IMO, when a project starts based on flawed assumptions, it is sure to be short-lived. See, I have nothing against mesh networks or location-based services. I've personally done some things using decawave chips, and I think it's amazing. The point here is that "location doesn't matter" when we're talking about networking. Let's say we have a football team. you have three teammates near the goal, two of the defense guys are right next to the goal, closer to you. And there is the third, an excellent striker, who is a little further from the goal. Who do you kick the ball to? And let's say it's not a good day for your best player and he's tired because he's been partying for three days, would you rather shoot straight for the goal? The point is that all this QOS confusion exists for a good reason, because good routers and network devices have become bad for the most different reasons, and the network must ADAPT to that, and location is a STATIC value, so it doesn't matter. BGP was invented so we could not worry about location. The message gets there, no matter the condition. If you're not connecting to the closest device in the mesh, you already have a problem. This means that despite the power, your mesh router is probably overloaded by some other device, does not like its packets, has been partying for three days, or it's just bugged, so either way it will find the next possible glimpse of the network connection to deliver its message. That made the INTERNET resilient.
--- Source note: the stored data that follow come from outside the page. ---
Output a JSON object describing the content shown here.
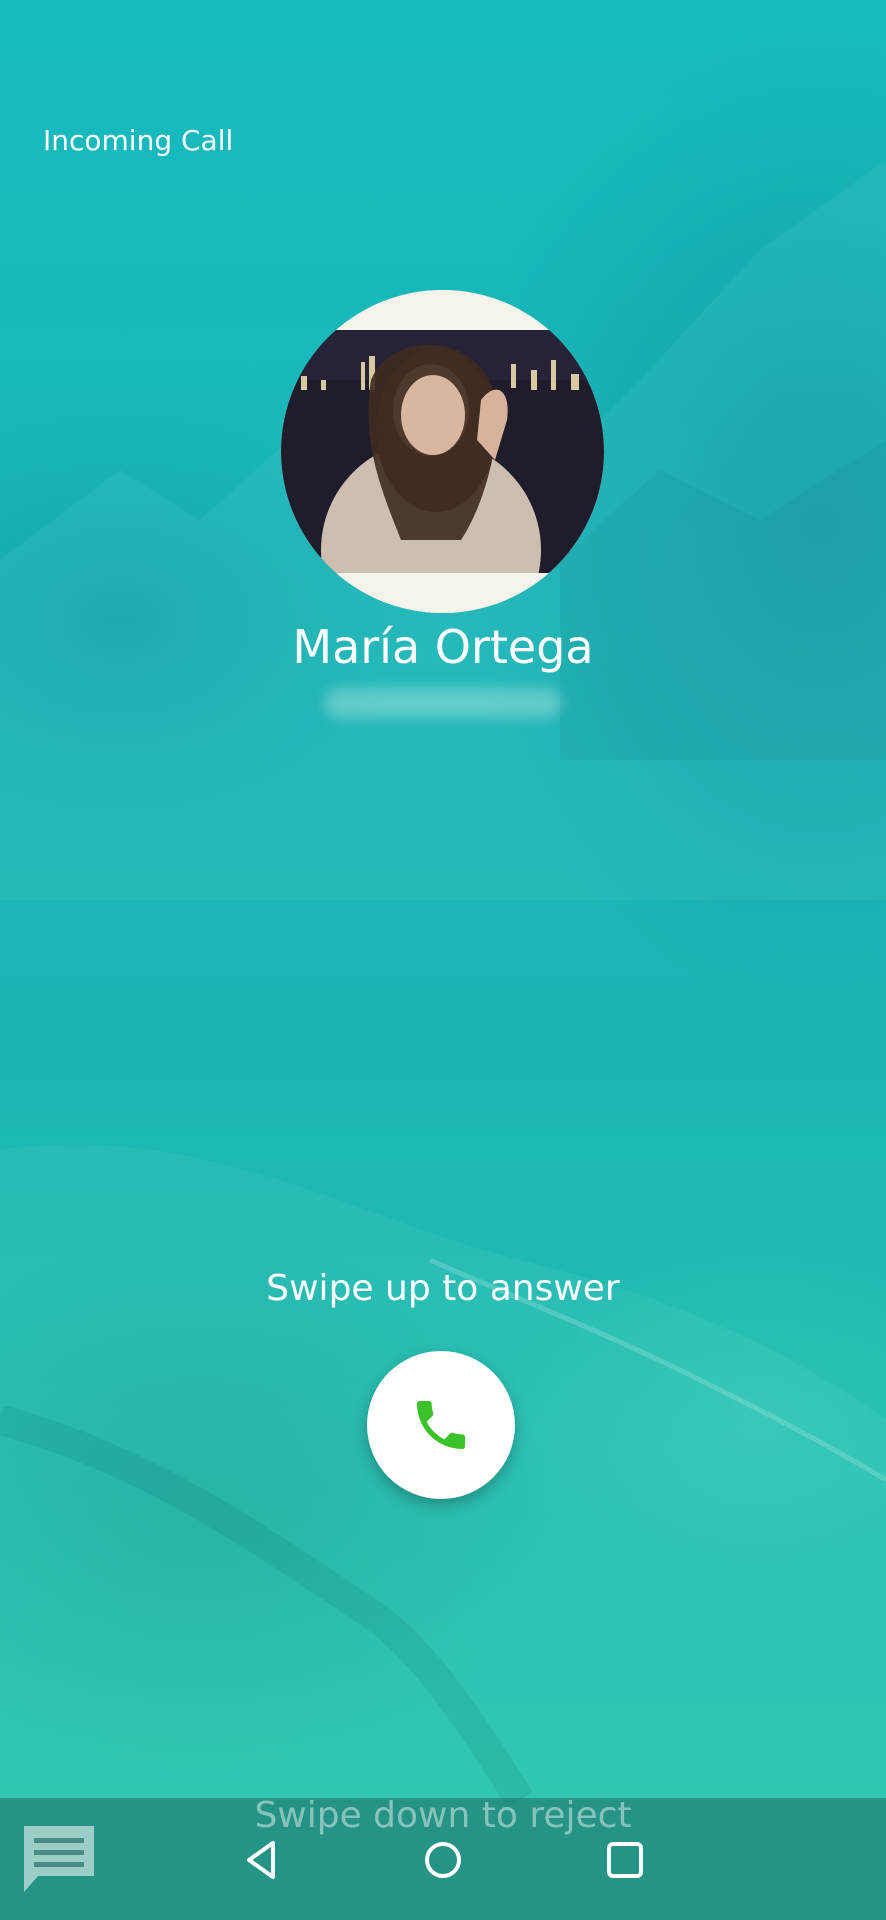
{
  "call": {
    "status": "Incoming Call",
    "caller_name": "María Ortega"
  },
  "actions": {
    "answer_hint": "Swipe up to answer",
    "reject_hint": "Swipe down to reject"
  },
  "icons": {
    "answer": "phone-icon",
    "message": "message-icon",
    "back": "back-icon",
    "home": "home-icon",
    "recent": "recent-apps-icon"
  },
  "colors": {
    "background": "#1ab6b8",
    "answer_icon": "#3bc12a",
    "button_bg": "#ffffff"
  }
}
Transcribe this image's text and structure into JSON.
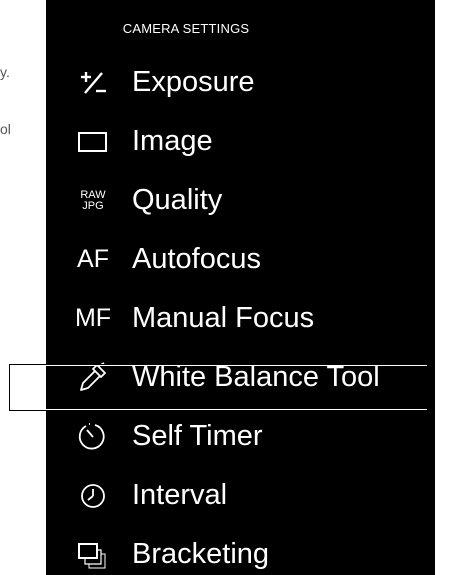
{
  "background": {
    "fragments": [
      "y.",
      "ol"
    ]
  },
  "panel": {
    "title": "CAMERA SETTINGS",
    "items": [
      {
        "label": "Exposure",
        "icon": "exposure-plus-minus-icon"
      },
      {
        "label": "Image",
        "icon": "image-frame-icon"
      },
      {
        "label": "Quality",
        "icon": "raw-jpg-icon",
        "icon_text_top": "RAW",
        "icon_text_bottom": "JPG"
      },
      {
        "label": "Autofocus",
        "icon": "af-icon",
        "icon_text": "AF"
      },
      {
        "label": "Manual Focus",
        "icon": "mf-icon",
        "icon_text": "MF"
      },
      {
        "label": "White Balance Tool",
        "icon": "eyedropper-icon",
        "selected": true
      },
      {
        "label": "Self Timer",
        "icon": "self-timer-icon"
      },
      {
        "label": "Interval",
        "icon": "clock-icon"
      },
      {
        "label": "Bracketing",
        "icon": "bracketing-icon"
      }
    ]
  },
  "colors": {
    "panel_bg": "#000000",
    "text": "#ffffff",
    "selection_border": "#000000"
  }
}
I think the OP is using location not as a metric for packet routing or anything else related to the networking aspect, but as an additional piece of information that applications running on the mesh network can make use of.

Even if he is not talking about network, the example he used in github is flawed, of "auto connected devices, based on distance", maybe in US reality, where you have big houses, but ceratinly not in a real world scenario, with thousand of small apartments with everything near. The solution already exists and is not hard. try to register an airtag, or setup a new iphone with the old one and you will se the process is painless, and there is no 3d location involved.

The first example used was "auto configure the device, based on the room". 3D location helps with this, even if the only configuration is automatic labeling of the device, eg. "Kitchen Light 3".